Blacklisted by the UB-BLACK SURBL - ORF Forums

@Customer: The "hfflp.com" domain is indeed listed now in the UB-BLACK SURBL (you can verify this at https://admin.uribl.com/), but does not appear to be listed in other SURBLs.

"How do I go about determining why these emails are being blocked and how do I fix this?"

The emails are blacklisted because they contain a link to hfflp.com and this domain is listed in the uribl.com URL blacklist. As to how to fix this, you can either request a removal on the above website and/or add this domain to the URL Domain Blacklist exception list in the ORF Admin Tool.

"Also, is there a chance that UB-BLACK SURBL is giving other false positives?"

There is always a chance for false positives in spam filtering. If you have lost your trust in uribl.com, simply disable the blacklist in ORF. We have noticed a few false positives with this blacklist in the past, but so did we even with the most reliable blacklists.

@chana atar: You are receiving 127.0.0.255 codes, which means your DNS server (or the upstream DNS server) has been banned from querying the public uribl.com mirrors (see http://www.uribl.com/about.shtml regarding this).

The fair use policy of uribl.com says that you must not exceed 300,000 lookups a day. Depending on your ORF settings, this might be reached from 100,000 emails a day in extreme cases, but thanks to repeated domains and DNS caching, you typically need an ISP-level traffic to trigger this banning.

I suspect the issue is caused by the upstream DNS server, which accumulates DNS traffic from many different DNS servers and thus triggers the ban. Please make sure all of the DNS servers specified for ORF follow the recommendations below. This should fix the problem.

* The DNS server must support recursion (enabled by default in Microsoft® DNS)

* The server should be on the local network or on the ORF computer. Using ISP DNS servers and third-party DNS resolution services (such as OpenDNS or Google Public DNS) is discouraged.

* The server should not use forwarders (e.g. ISP DNS servers)

* The server should not be the same DNS server that supports your Active Directory.

You can configure your ORF DNS server list under Configuration / System / DNS and Lookups.

Please let me know if this has helped.

@Craig: See above: they do not have these domains blacklisted, but as you use a public DNS server for the lookup (or have a local DNS with a public forwarder configured), they return a 127.0.0.1 response to each lookup (regardless of the listed/not listed status of the queried domain), which ORF considers a hit in all cases.
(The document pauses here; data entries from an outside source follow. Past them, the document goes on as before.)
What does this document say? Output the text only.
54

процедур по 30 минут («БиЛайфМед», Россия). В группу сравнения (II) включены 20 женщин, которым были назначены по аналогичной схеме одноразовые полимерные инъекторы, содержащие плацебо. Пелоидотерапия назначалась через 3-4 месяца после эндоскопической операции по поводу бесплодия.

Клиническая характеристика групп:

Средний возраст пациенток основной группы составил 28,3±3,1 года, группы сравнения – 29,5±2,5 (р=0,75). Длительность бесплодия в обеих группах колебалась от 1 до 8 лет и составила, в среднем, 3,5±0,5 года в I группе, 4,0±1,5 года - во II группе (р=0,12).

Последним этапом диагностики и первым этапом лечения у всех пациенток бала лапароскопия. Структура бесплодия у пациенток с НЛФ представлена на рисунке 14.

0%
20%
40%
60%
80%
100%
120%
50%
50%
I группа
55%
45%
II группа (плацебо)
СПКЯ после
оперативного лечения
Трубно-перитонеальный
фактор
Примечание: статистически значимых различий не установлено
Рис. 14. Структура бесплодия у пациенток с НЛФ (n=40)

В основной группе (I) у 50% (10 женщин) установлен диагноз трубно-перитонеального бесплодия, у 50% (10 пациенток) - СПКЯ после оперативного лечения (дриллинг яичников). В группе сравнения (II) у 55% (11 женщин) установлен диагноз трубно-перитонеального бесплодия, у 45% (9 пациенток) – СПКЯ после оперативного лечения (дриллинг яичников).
To fix this, you should

1. Update your SURL definitions so ORF will not consider this SMTP response a hit
2. Use a local DNS server with no public forwarders configured (i.e., it should query the root servers directly using root hints)
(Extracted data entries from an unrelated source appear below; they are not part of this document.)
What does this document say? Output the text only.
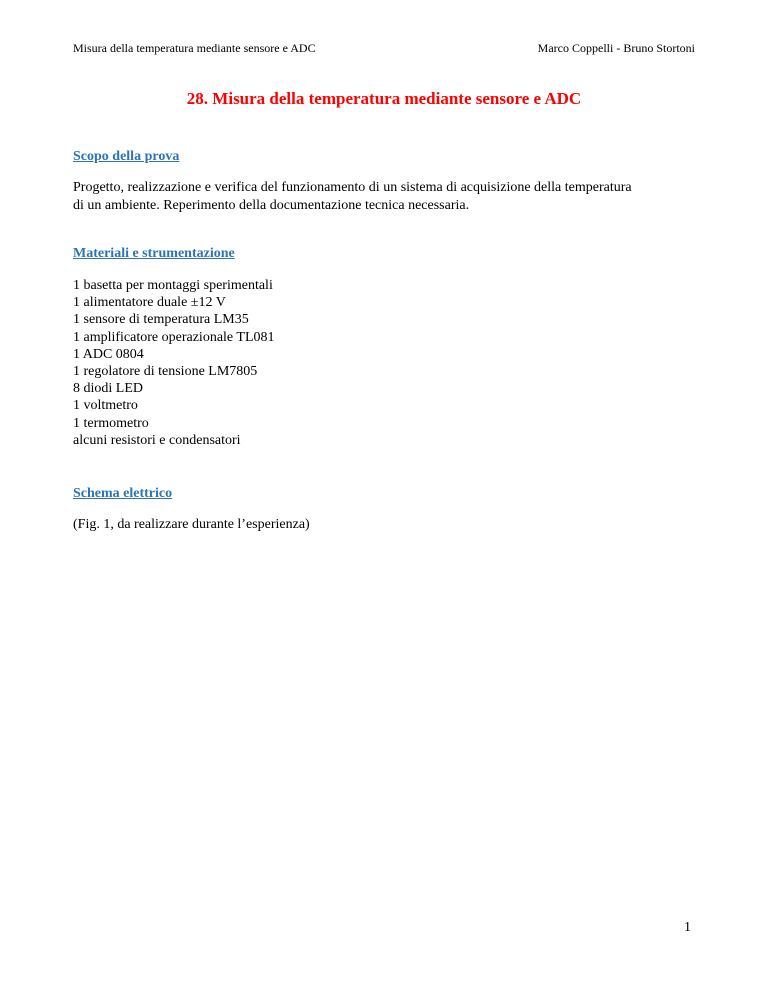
Misura della temperatura mediante sensore e ADC	Marco Coppelli - Bruno Stortoni
28. Misura della temperatura mediante sensore e ADC
Scopo della prova
Progetto, realizzazione e verifica del funzionamento di un sistema di acquisizione della temperatura
di un ambiente. Reperimento della documentazione tecnica necessaria.
Materiali e strumentazione
1 basetta per montaggi sperimentali
1 alimentatore duale ±12 V
1 sensore di temperatura LM35
1 amplificatore operazionale TL081
1 ADC 0804
1 regolatore di tensione LM7805
8 diodi LED
1 voltmetro
1 termometro
alcuni resistori e condensatori
Schema elettrico
(Fig. 1, da realizzare durante l’esperienza)
1
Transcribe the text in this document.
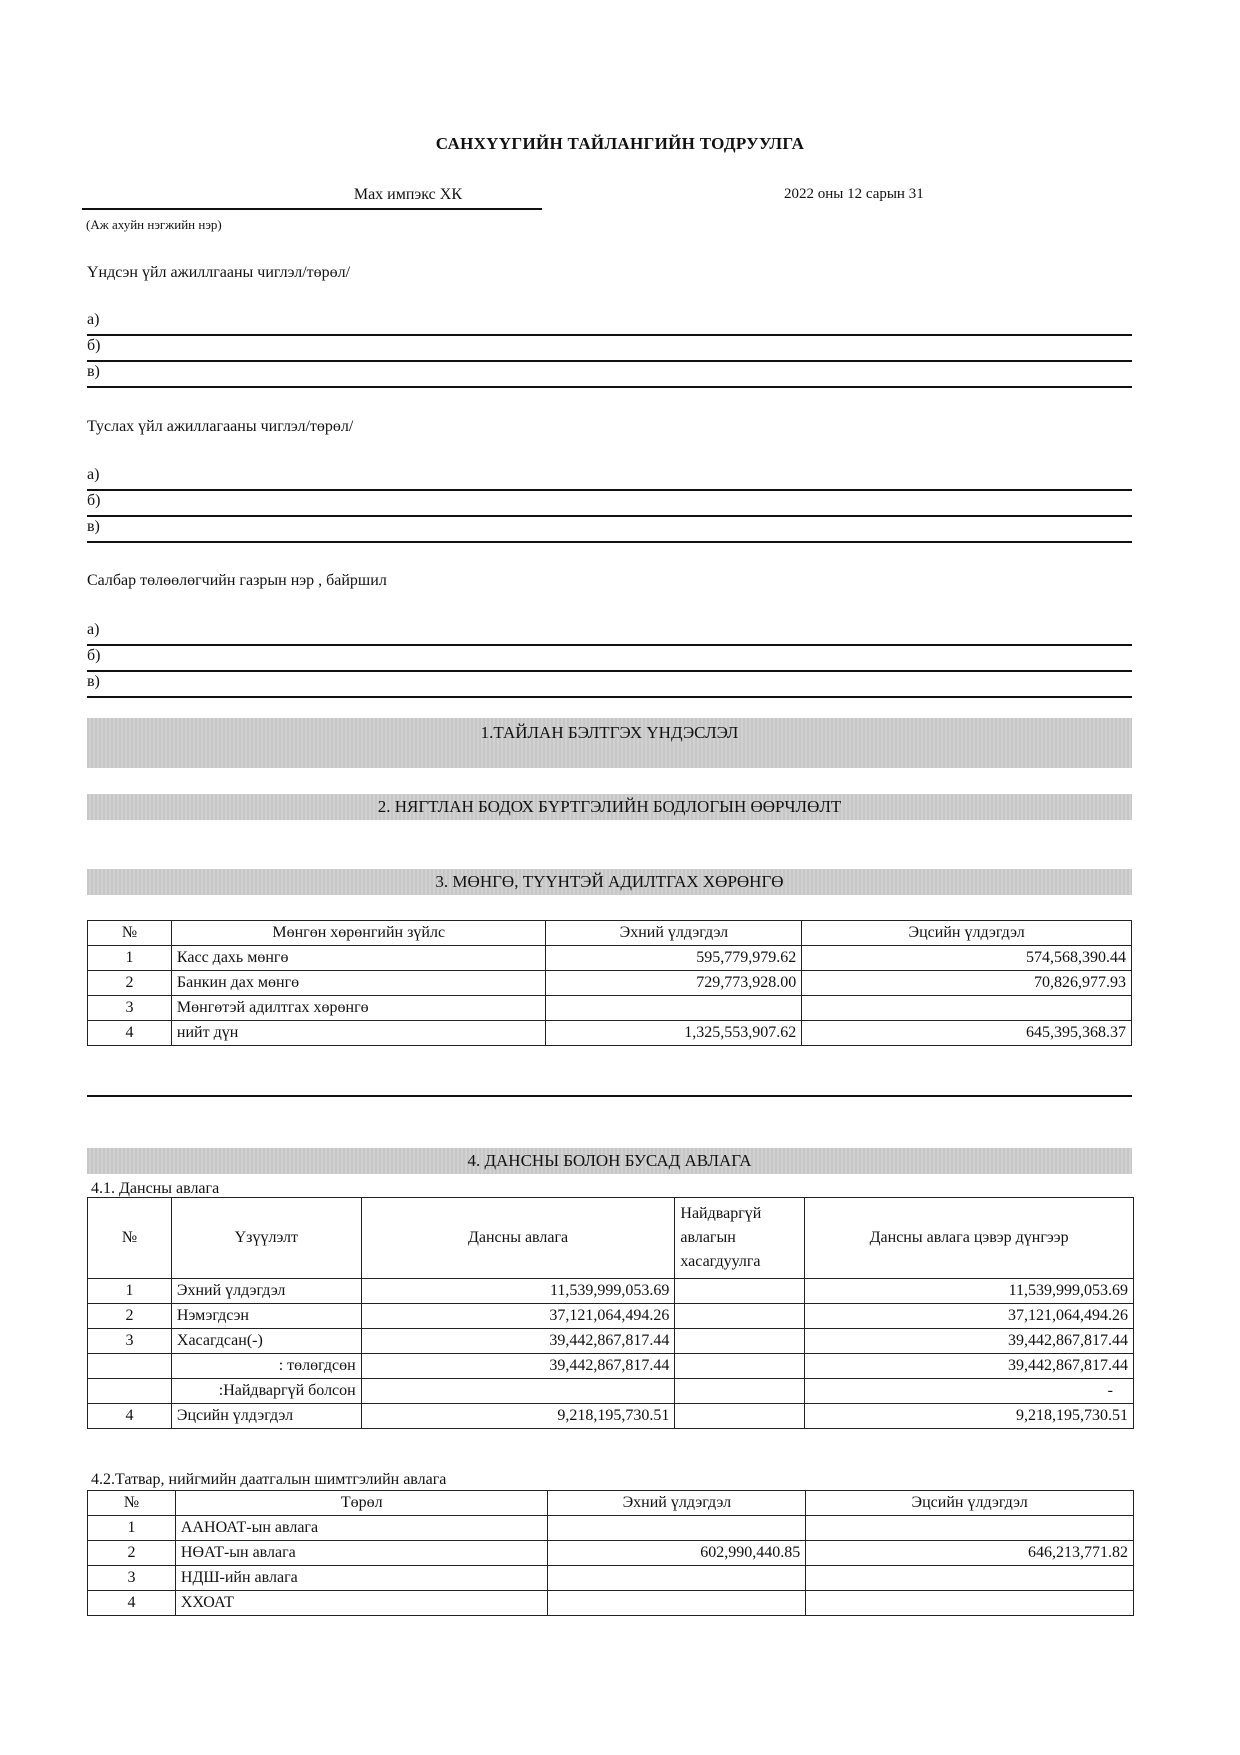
САНХҮҮГИЙН ТАЙЛАНГИЙН ТОДРУУЛГА
Мах импэкс ХК	2022 оны 12 сарын 31
(Аж ахуйн нэгжийн нэр)
Үндсэн үйл ажиллгааны чиглэл/төрөл/
а)
б)
в)
Туслах үйл ажиллагааны чиглэл/төрөл/
а)
б)
в)
Салбар төлөөлөгчийн газрын нэр , байршил
а)
б)
в)
1.ТАЙЛАН БЭЛТГЭХ ҮНДЭСЛЭЛ
2. НЯГТЛАН БОДОХ БҮРТГЭЛИЙН БОДЛОГЫН ӨӨРЧЛӨЛТ
3. МӨНГӨ, ТҮҮНТЭЙ АДИЛТГАХ ХӨРӨНГӨ
№	Мөнгөн хөрөнгийн зүйлс	Эхний үлдэгдэл	Эцсийн үлдэгдэл
1	Касс дахь мөнгө	595,779,979.62	574,568,390.44
2	Банкин дах мөнгө	729,773,928.00	70,826,977.93
3	Мөнгөтэй адилтгах хөрөнгө		
4	нийт дүн	1,325,553,907.62	645,395,368.37
4. ДАНСНЫ БОЛОН БУСАД АВЛАГА
4.1. Дансны авлага
№	Үзүүлэлт	Дансны авлага	Найдваргүй авлагын хасагдуулга	Дансны авлага цэвэр дүнгээр
1	Эхний үлдэгдэл	11,539,999,053.69		11,539,999,053.69
2	Нэмэгдсэн	37,121,064,494.26		37,121,064,494.26
3	Хасагдсан(-)	39,442,867,817.44		39,442,867,817.44
	: төлөгдсөн	39,442,867,817.44		39,442,867,817.44
	:Найдваргүй болсон			-
4	Эцсийн үлдэгдэл	9,218,195,730.51		9,218,195,730.51
4.2.Татвар, нийгмийн даатгалын шимтгэлийн авлага
№	Төрөл	Эхний үлдэгдэл	Эцсийн үлдэгдэл
1	ААНОАТ-ын авлага		
2	НӨАТ-ын авлага	602,990,440.85	646,213,771.82
3	НДШ-ийн авлага		
4	ХХОАТ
@redder: When an email comes in, ORF scans the body for clickable URLs, then it checks whether any of the the harvested URLs are listed on online URL Blacklists (SURBLs) by sending DNS queries to the lists you have enabled using the DNS server you configured in ORF. If the queried domain is listed, the URL blacklist service return an IP address, if it is not listed, they reply with NXDOMAIN (non-existent domain) to your DNS server.

Some URL blacklists have multiple sublists and may return various IP addresses (depending on which one the queried domain is listed). Moreover, they may return other IP addresses in other scenarios (e.g., when your DNS server exceeds their daily quota of free queries).
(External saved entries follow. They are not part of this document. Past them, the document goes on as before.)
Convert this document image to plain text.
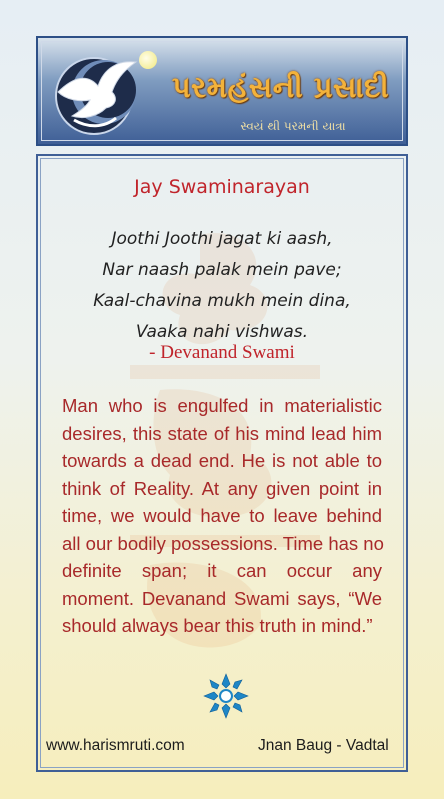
પરમહંસની પ્રસાદી
સ્વયં થી પરમની યાત્રા
Jay Swaminarayan
Joothi Joothi jagat ki aash,
Nar naash palak mein pave;
Kaal-chavina mukh mein dina,
Vaaka nahi vishwas.
- Devanand Swami
Man who is engulfed in materialistic
desires, this state of his mind lead him
towards a dead end. He is not able to
think of Reality. At any given point in
time, we would have to leave behind
all our bodily possessions. Time has no
definite span; it can occur any
moment. Devanand Swami says, “We
should always bear this truth in mind.”
www.harismruti.com	Jnan Baug - Vadtal
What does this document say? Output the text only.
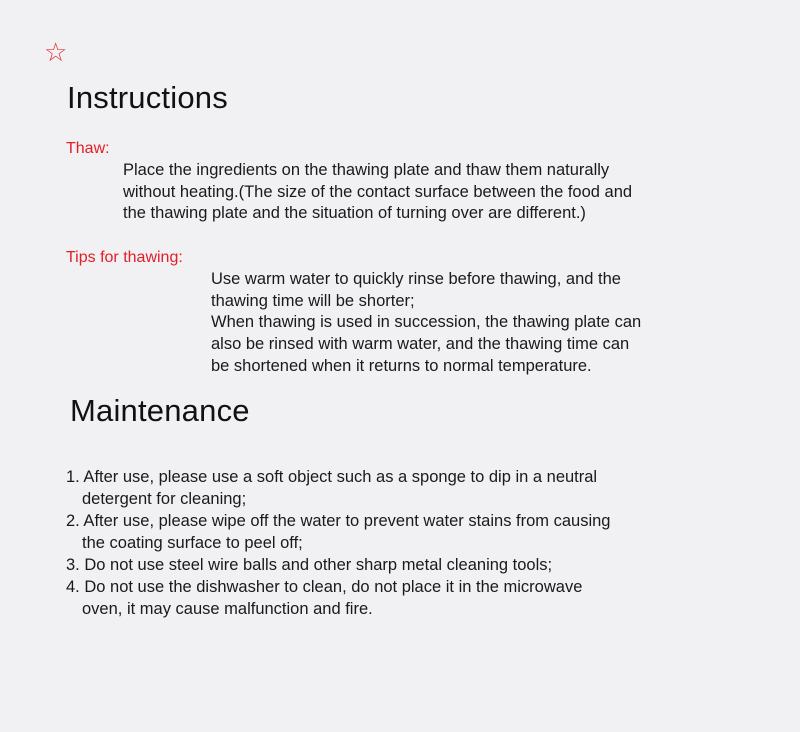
☆
Instructions
Thaw:
Place the ingredients on the thawing plate and thaw them naturally
without heating.(The size of the contact surface between the food and
the thawing plate and the situation of turning over are different.)
Tips for thawing:
Use warm water to quickly rinse before thawing, and the
thawing time will be shorter;
When thawing is used in succession, the thawing plate can
also be rinsed with warm water, and the thawing time can
be shortened when it returns to normal temperature.
Maintenance
1. After use, please use a soft object such as a sponge to dip in a neutral
detergent for cleaning;
2. After use, please wipe off the water to prevent water stains from causing
the coating surface to peel off;
3. Do not use steel wire balls and other sharp metal cleaning tools;
4. Do not use the dishwasher to clean, do not place it in the microwave
oven, it may cause malfunction and fire.
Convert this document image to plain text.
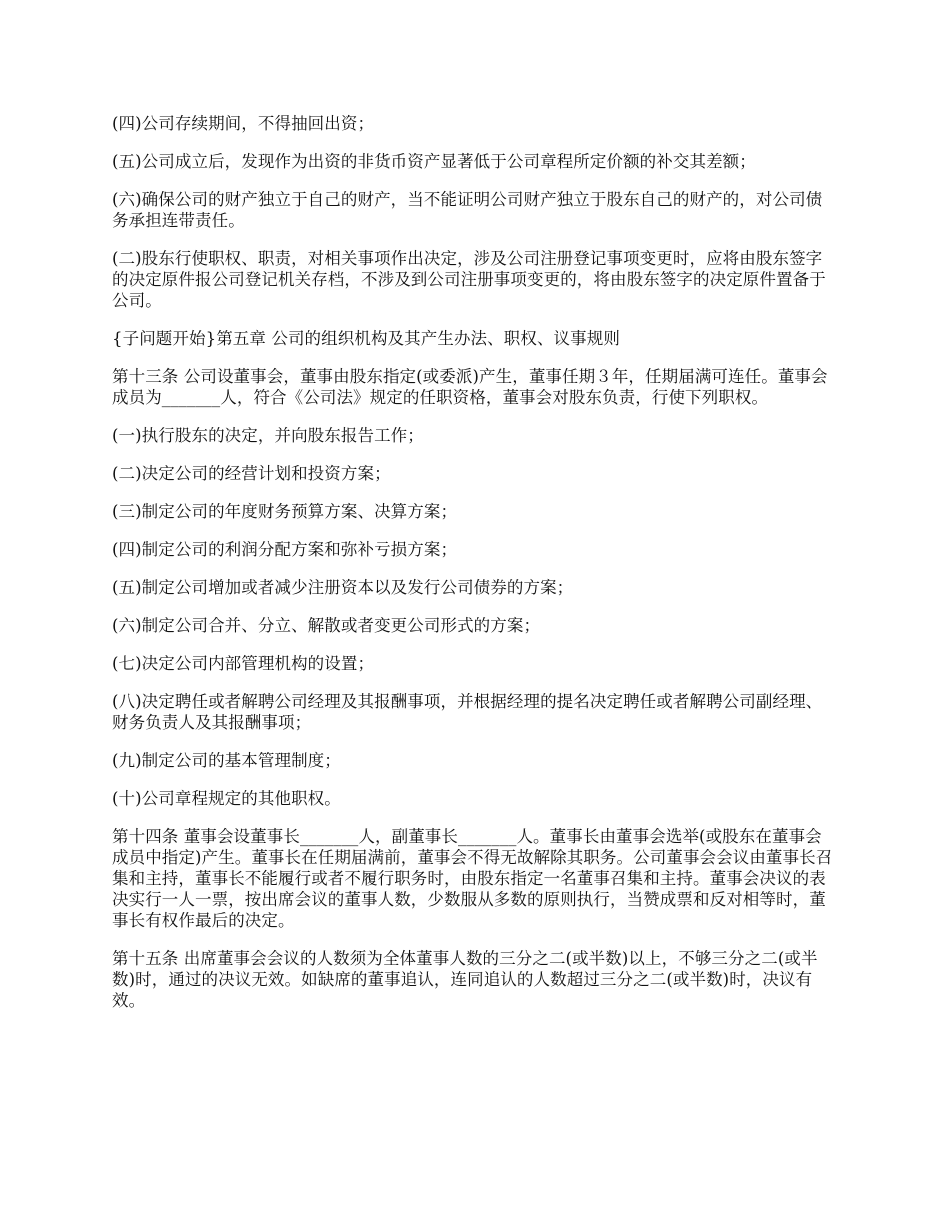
(四)公司存续期间，不得抽回出资；

(五)公司成立后，发现作为出资的非货币资产显著低于公司章程所定价额的补交其差额；

(六)确保公司的财产独立于自己的财产，当不能证明公司财产独立于股东自己的财产的，对公司债务承担连带责任。

(二)股东行使职权、职责，对相关事项作出决定，涉及公司注册登记事项变更时，应将由股东签字的决定原件报公司登记机关存档，不涉及到公司注册事项变更的，将由股东签字的决定原件置备于公司。

{子问题开始}第五章 公司的组织机构及其产生办法、职权、议事规则

第十三条 公司设董事会，董事由股东指定(或委派)产生，董事任期３年，任期届满可连任。董事会成员为_______人，符合《公司法》规定的任职资格，董事会对股东负责，行使下列职权。

(一)执行股东的决定，并向股东报告工作；

(二)决定公司的经营计划和投资方案；

(三)制定公司的年度财务预算方案、决算方案；

(四)制定公司的利润分配方案和弥补亏损方案；

(五)制定公司增加或者减少注册资本以及发行公司债券的方案；

(六)制定公司合并、分立、解散或者变更公司形式的方案；

(七)决定公司内部管理机构的设置；

(八)决定聘任或者解聘公司经理及其报酬事项，并根据经理的提名决定聘任或者解聘公司副经理、财务负责人及其报酬事项；

(九)制定公司的基本管理制度；

(十)公司章程规定的其他职权。

第十四条 董事会设董事长_______人，副董事长_______人。董事长由董事会选举(或股东在董事会成员中指定)产生。董事长在任期届满前，董事会不得无故解除其职务。公司董事会会议由董事长召集和主持，董事长不能履行或者不履行职务时，由股东指定一名董事召集和主持。董事会决议的表决实行一人一票，按出席会议的董事人数，少数服从多数的原则执行，当赞成票和反对相等时，董事长有权作最后的决定。

第十五条 出席董事会会议的人数须为全体董事人数的三分之二(或半数)以上，不够三分之二(或半数)时，通过的决议无效。如缺席的董事追认，连同追认的人数超过三分之二(或半数)时，决议有效。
ORF can be configured either to consider any reply a hit, or only some. Uribl.com had a single response for years, so the default SURBL definition in ORF was configured to consider any IP address this list returns as a hit. And this worked without issues for years.

Then suddenly (without prior notice), uribl.com decided they will return 127.0.0.255 to all DNS queries originated from DNS servers which exceed their daily quota for free queries. Later, they changed this response to 127.0.0.1. Public DNS servers (such as OpenDNS, Google DNS servers, DNS servers of large ISPs, etc) are used by many people and quickly exceed this limit. If you have such DNS server configured in ORF, or a local DNS server with such public DNS server added as a forwarder, you will receive this response to all queries.

Since ORF considers any response a hit, it will blacklist all emails with URLs in it, as it queries uribl.com which replies with the response above.

This problem could be addressed by updating the SURBL definition to consider only response 127.0.0.2 a hit, but this will not change the fact that uribl.com refuses to reply to your queries properly. To address that problem, you should remove the public DNS servers from your ORF configuration and remove the public DNS forwarders (or setup conditional forwarding).